Ankit Jha | Research

Multitask Learning

My research focuses on building architectures that jointly optimize multiple related tasks for better generalization through shared representations. I work on adaptive weighting, task-interaction mechanisms, and cross-task attention for computer vision and remote sensing.

View Slides

Multimodal Learning

I integrate multiple modalities (images, text, audio) to develop robust multimodal representations.
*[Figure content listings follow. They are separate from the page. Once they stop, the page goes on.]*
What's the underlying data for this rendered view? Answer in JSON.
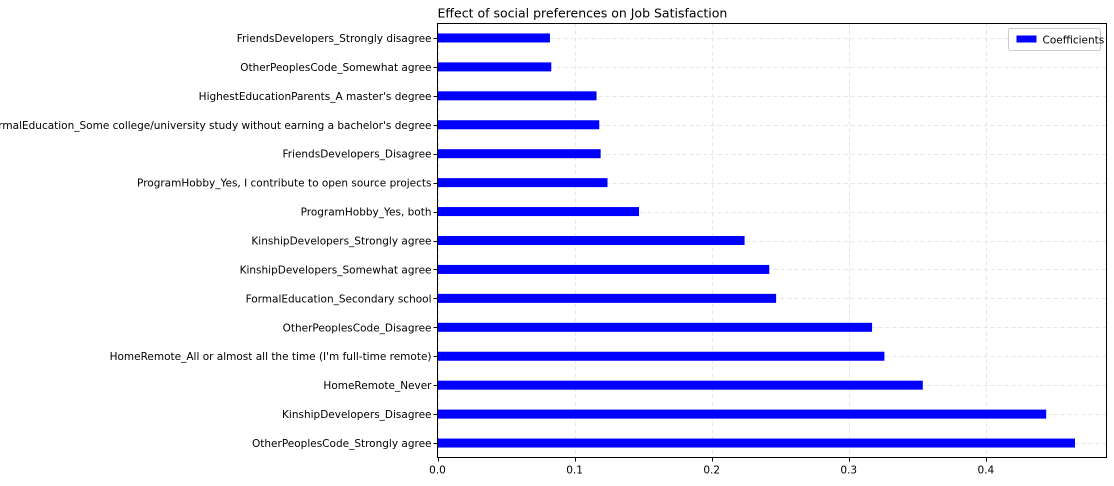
{
  "chart_data": {
    "type": "bar",
    "orientation": "horizontal",
    "title": "Effect of social preferences on Job Satisfaction",
    "xlabel": "",
    "ylabel": "",
    "categories": [
      "OtherPeoplesCode_Strongly agree",
      "KinshipDevelopers_Disagree",
      "HomeRemote_Never",
      "HomeRemote_All or almost all the time (I'm full-time remote)",
      "OtherPeoplesCode_Disagree",
      "FormalEducation_Secondary school",
      "KinshipDevelopers_Somewhat agree",
      "KinshipDevelopers_Strongly agree",
      "ProgramHobby_Yes, both",
      "ProgramHobby_Yes, I contribute to open source projects",
      "FriendsDevelopers_Disagree",
      "FormalEducation_Some college/university study without earning a bachelor's degree",
      "HighestEducationParents_A master's degree",
      "OtherPeoplesCode_Somewhat agree",
      "FriendsDevelopers_Strongly disagree"
    ],
    "series": [
      {
        "name": "Coefficients",
        "color": "#0000ff",
        "values": [
          0.465,
          0.444,
          0.354,
          0.326,
          0.317,
          0.247,
          0.242,
          0.224,
          0.147,
          0.124,
          0.119,
          0.118,
          0.116,
          0.083,
          0.082
        ]
      }
    ],
    "xlim": [
      0,
      0.488
    ],
    "xticks": [
      0,
      0.1,
      0.2,
      0.3,
      0.4
    ],
    "xtick_labels": [
      "0.0",
      "0.1",
      "0.2",
      "0.3",
      "0.4"
    ],
    "grid": true,
    "legend_position": "top-right"
  }
}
My work explores cross-modal alignment, fusion strategies, and transfer learning for zero-shot and few-shot tasks.

View Slides

Multi-Domain Learning

I design models that generalize across diverse domains by learning domain-invariant representations and leveraging prompt-based adaptation and self-supervised pretraining for domain-robust vision models.

Self-Distillation

I study self-distillation where models refine their own representations by transferring knowledge from intermediate layers to deeper ones, improving accuracy without external teachers.

Vision-Language Models

I work on adaptation strategies for large vision-language models such as CLIP and BLIP, including prompt tuning, domain adaptation, and semantic alignment for robust cross-modal understanding.

Few-Shot Learning

I develop few-shot learning frameworks that combine meta-learning and self-supervision to enable efficient learning from limited data and unseen tasks.

Model Compression

I explore pruning, quantization, and distillation to compress large-scale vision-language models, enabling efficient deployment on edge devices.